Soon, her portly, double-chinned
husband Ram (Ram Kapoor) pulls his
wife of several months towards him
and they kiss. The pair is next shown
in a candlelit bedroom, a slushy
Bollywood track playing in the
background.
A middle-aged married
couple having consensual
sex in their bedroom
without any nudity or
explicit shots is not exactly
trailblazing, but for
conservative India, it was
sensational. The country
buzzed with talk of the
scene, which attracted
279,775 hits on YouTube.
Yet, besides two or three
complaints, the
Broadcasting Content
Complaints Council was not
bombarded with angry
protests. It shows that
Indian television soap
producers such as Ekta Kapoor,
known as the "Queen of Television",
are pushing into new territory by
portraying emotions and situations
never before shown on TV - and
finding acceptance. The reason seems
to be that the timing is right; that
Indian audiences are now ready to
experience this new approach.
Kapoor and others who have caught a
whiff of this new zeitgeist are trying to
embrace the social change India is
currently undergoing. The earlier
serials were one-of-a-kind: Walt
Disney-style sets with baroque palaces
as homes played shelter to overly
made-up women in heavy silk saris
and enough shiny jewellery to light up
a small town, and who would
viciously interact with evil in-laws while
untuned violins screamed in the
background.
These days, soaps tackle new themes
such as child marriage,
homosexuality, female foeticide and
colour discrimination. But perhaps
the biggest new theme is the nuclear
family unit - its intimacy and the
emotions and lives of its members, as
opposed to the dramas of a large
joint family spanning different
generations and who all live under
one roof.
"There is a whole new movement
towards looking at couples, their
emotions and intimacies, at conjugal
sex and at individual relationships,"
says the television critic Shailaja Bajpai.

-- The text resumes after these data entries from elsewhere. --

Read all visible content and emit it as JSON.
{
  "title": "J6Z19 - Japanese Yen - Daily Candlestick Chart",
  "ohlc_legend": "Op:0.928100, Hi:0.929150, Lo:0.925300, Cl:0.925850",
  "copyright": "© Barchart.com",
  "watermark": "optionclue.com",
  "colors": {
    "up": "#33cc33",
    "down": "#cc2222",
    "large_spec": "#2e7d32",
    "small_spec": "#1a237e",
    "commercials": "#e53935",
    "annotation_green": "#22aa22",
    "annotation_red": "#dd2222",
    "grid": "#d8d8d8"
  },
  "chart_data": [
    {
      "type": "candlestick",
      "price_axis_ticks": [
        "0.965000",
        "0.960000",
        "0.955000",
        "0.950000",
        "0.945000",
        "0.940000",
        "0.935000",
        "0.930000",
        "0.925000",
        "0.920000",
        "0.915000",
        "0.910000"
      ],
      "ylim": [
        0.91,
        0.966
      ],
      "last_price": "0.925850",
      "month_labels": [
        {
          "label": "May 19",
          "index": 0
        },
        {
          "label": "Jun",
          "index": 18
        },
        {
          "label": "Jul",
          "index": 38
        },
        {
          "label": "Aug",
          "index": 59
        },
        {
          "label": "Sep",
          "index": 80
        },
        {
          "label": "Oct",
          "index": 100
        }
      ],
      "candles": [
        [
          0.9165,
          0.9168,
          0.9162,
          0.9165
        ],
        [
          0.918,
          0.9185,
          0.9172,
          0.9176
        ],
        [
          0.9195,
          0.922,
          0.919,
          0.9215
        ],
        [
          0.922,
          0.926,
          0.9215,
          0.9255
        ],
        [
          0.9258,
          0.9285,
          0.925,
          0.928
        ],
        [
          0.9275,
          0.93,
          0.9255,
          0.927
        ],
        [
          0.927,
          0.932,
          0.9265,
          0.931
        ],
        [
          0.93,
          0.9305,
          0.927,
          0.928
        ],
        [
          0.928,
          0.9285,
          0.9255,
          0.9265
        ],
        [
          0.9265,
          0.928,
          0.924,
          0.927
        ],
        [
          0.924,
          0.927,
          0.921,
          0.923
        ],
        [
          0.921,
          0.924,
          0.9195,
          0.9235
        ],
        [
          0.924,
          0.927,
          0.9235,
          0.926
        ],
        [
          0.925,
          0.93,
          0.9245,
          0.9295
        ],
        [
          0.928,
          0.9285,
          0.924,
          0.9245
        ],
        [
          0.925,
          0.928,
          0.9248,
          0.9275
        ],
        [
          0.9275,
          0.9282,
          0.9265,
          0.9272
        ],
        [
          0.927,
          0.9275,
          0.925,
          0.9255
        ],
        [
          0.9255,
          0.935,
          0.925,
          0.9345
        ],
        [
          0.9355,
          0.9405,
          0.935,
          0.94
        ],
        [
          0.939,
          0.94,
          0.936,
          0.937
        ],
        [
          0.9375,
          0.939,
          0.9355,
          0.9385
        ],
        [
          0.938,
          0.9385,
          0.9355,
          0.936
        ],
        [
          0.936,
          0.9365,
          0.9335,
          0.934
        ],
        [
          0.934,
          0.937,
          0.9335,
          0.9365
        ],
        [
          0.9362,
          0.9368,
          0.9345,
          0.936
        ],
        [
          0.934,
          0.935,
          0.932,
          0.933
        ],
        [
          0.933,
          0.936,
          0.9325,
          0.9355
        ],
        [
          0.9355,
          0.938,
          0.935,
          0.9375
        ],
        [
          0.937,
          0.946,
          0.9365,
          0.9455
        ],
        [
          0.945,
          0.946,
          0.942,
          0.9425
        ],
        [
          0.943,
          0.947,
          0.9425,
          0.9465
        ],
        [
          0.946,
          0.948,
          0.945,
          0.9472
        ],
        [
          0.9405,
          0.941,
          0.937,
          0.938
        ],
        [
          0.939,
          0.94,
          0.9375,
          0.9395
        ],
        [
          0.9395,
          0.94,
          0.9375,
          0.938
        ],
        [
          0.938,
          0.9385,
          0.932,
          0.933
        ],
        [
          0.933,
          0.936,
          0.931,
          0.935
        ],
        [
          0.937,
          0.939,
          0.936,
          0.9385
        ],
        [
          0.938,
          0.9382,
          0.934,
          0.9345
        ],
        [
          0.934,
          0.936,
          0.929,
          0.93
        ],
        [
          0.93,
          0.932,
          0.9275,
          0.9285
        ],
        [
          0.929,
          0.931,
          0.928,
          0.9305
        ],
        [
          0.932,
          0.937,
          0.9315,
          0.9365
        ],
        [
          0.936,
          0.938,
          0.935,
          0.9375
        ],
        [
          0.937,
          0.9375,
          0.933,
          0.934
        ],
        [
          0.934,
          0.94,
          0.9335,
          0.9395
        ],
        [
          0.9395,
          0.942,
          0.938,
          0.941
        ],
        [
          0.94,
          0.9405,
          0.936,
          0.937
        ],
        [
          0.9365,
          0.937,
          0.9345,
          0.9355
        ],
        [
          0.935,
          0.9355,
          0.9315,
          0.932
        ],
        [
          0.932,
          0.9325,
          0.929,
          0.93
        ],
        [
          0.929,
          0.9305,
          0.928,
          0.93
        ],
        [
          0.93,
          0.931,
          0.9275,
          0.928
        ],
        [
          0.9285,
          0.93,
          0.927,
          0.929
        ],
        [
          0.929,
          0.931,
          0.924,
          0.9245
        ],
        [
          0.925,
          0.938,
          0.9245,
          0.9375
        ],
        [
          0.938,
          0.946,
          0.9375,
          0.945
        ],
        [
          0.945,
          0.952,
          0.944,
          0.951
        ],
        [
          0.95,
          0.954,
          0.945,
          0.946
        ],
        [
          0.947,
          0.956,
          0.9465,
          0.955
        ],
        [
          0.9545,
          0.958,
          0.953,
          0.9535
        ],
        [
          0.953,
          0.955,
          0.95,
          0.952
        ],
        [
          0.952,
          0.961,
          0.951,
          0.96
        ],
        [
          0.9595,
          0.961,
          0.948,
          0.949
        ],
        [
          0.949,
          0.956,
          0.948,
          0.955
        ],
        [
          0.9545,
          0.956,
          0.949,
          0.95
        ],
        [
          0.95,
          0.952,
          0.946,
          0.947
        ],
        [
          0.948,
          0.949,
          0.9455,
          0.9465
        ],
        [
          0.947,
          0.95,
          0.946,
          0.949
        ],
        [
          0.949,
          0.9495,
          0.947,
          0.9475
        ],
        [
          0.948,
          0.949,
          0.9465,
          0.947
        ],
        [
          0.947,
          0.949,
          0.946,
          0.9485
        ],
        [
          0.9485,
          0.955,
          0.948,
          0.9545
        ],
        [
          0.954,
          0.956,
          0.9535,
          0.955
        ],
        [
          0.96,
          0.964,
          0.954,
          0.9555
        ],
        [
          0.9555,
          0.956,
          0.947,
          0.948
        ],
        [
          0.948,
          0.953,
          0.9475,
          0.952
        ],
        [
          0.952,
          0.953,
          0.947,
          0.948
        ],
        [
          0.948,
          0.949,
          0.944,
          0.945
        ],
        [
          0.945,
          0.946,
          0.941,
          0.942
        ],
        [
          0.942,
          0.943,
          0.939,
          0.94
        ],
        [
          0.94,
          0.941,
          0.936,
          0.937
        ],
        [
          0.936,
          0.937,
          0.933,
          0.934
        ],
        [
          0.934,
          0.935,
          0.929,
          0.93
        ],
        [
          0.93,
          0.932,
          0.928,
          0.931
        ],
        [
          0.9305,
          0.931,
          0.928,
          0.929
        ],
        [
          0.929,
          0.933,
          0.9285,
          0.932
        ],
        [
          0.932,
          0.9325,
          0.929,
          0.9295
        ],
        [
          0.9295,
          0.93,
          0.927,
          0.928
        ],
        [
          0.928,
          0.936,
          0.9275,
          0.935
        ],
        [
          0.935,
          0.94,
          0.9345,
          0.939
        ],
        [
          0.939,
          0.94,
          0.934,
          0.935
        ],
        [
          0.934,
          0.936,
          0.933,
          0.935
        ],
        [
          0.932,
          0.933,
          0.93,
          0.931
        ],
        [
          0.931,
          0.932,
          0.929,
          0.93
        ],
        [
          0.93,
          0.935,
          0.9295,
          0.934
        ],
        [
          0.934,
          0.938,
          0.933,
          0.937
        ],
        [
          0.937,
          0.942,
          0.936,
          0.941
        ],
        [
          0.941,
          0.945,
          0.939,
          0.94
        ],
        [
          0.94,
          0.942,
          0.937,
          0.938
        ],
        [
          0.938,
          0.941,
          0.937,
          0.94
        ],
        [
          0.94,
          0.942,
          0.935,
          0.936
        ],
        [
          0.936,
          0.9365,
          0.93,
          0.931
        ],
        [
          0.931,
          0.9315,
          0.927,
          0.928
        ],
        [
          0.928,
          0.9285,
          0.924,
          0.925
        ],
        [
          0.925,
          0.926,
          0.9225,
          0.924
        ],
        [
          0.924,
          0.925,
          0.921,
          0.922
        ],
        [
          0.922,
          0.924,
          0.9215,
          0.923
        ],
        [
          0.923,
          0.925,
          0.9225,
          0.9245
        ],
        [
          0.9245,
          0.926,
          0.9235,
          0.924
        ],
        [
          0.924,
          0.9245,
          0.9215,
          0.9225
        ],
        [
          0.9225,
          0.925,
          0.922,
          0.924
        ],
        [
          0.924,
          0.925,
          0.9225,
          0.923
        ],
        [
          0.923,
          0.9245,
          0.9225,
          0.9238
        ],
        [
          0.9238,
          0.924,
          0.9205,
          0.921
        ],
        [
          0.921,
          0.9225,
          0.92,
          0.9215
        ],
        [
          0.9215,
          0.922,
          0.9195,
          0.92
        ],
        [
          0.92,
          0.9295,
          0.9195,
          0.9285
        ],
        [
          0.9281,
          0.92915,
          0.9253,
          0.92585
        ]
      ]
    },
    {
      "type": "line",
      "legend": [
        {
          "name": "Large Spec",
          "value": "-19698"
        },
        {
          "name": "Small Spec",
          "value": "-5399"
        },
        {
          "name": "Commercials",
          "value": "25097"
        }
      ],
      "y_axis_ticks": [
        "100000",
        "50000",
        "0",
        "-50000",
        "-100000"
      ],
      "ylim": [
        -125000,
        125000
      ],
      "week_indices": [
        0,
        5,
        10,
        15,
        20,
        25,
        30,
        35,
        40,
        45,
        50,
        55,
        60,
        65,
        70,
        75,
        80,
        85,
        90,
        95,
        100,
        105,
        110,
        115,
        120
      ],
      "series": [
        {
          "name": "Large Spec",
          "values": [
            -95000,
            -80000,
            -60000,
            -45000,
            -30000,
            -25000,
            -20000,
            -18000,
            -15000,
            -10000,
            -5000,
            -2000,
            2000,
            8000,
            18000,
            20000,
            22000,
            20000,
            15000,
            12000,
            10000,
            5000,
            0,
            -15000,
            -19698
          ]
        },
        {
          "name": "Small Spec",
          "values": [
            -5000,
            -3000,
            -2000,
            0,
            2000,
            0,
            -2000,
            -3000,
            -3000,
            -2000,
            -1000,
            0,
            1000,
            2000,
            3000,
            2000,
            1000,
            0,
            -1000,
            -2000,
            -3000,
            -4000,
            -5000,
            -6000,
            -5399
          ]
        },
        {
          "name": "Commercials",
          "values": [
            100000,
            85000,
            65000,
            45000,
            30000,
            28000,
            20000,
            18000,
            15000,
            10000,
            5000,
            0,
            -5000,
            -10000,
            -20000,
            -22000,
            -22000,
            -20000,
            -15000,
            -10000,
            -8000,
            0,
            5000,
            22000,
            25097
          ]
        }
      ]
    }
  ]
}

"This reflects what is happening in
society, how people are living in
nuclear families now rather than joint
ones."
The findings of a census last month
showed a dramatic change from just
a generation ago when the joint family
was the norm. Seventy per cent of
households in India consist of only
one couple.
Remarriage is another taboo subject
that, due to divorce being on the rise
in India, is beginning to be featured
on a serial called Punar Vivah on Zee
TV.
The protagonists are a divorcee and a
widower who each decide to remarry
for the sake of their children. The
soap then examines how they each
deal with the complexities of their
situation as they go through life.
Having acknowledged these attempts
by television producers to explore
new subjects, Bajpai adds a caveat:
"Yes, some of it is very experimental
but in a very middle-class sort of way,"
she says. "So the setting is invariably
marital, never premarital or to do with
infidelity, and the characters are
always respectable middle-class
people."
This is perhaps inevitable, given that
the vast majority of Indian serial
viewers are middle-class and lower-
middle-class women. However, the
sensibilities of this demographic are
also changing dramatically.
"Viewers are prepared to have fixed
ideas challenged and to be shocked,
largely as a result of hugely popular
reality shows which have pushed the
limits of what is acceptable," says the
media analyst Satish Jacob.
On these programmes, boyfriends
"set up" their girlfriends to see if they
are cheating on them in Emotional
Atyachar (based on the American
show Cheaters); people misbehave
with abandon on Big Boss; and very
ordinary folk confess to corruption,
embezzlement, adultery, threesomes
with prostitutes, neglect of their
children and parents and the betrayal
of relatives and friends on Sach Ka
Saamna (based on the American
show Moment of Truth).
"I think the popularity of reality shows
and these new soaps is a backlash
against the immature, juvenile stuff
that Bollywood dishes out, as though
we can't cope with the dark,
complicated things that happen in real
life," said a New Delhi soap addict and
schoolteacher named Jyoti Anand.
"People recognise themselves in these
shows and that makes it gripping."
Posted: 11 years ago
Guys here is d link too

http://www.thenational.ae/arts-culture/television/indian-tv-braches-out-with-raunchy-subject-matter
Posted: 11 years ago
finally somebody saying it like it is... the fact that the vast majority of viewers are not some 'doodh se dhuli' young innocent women and that most of us are aware of the harsh realities of life is finally being accepted by the serial makers... we just hope that this trend of mirroring reality will stay alive and well!!!!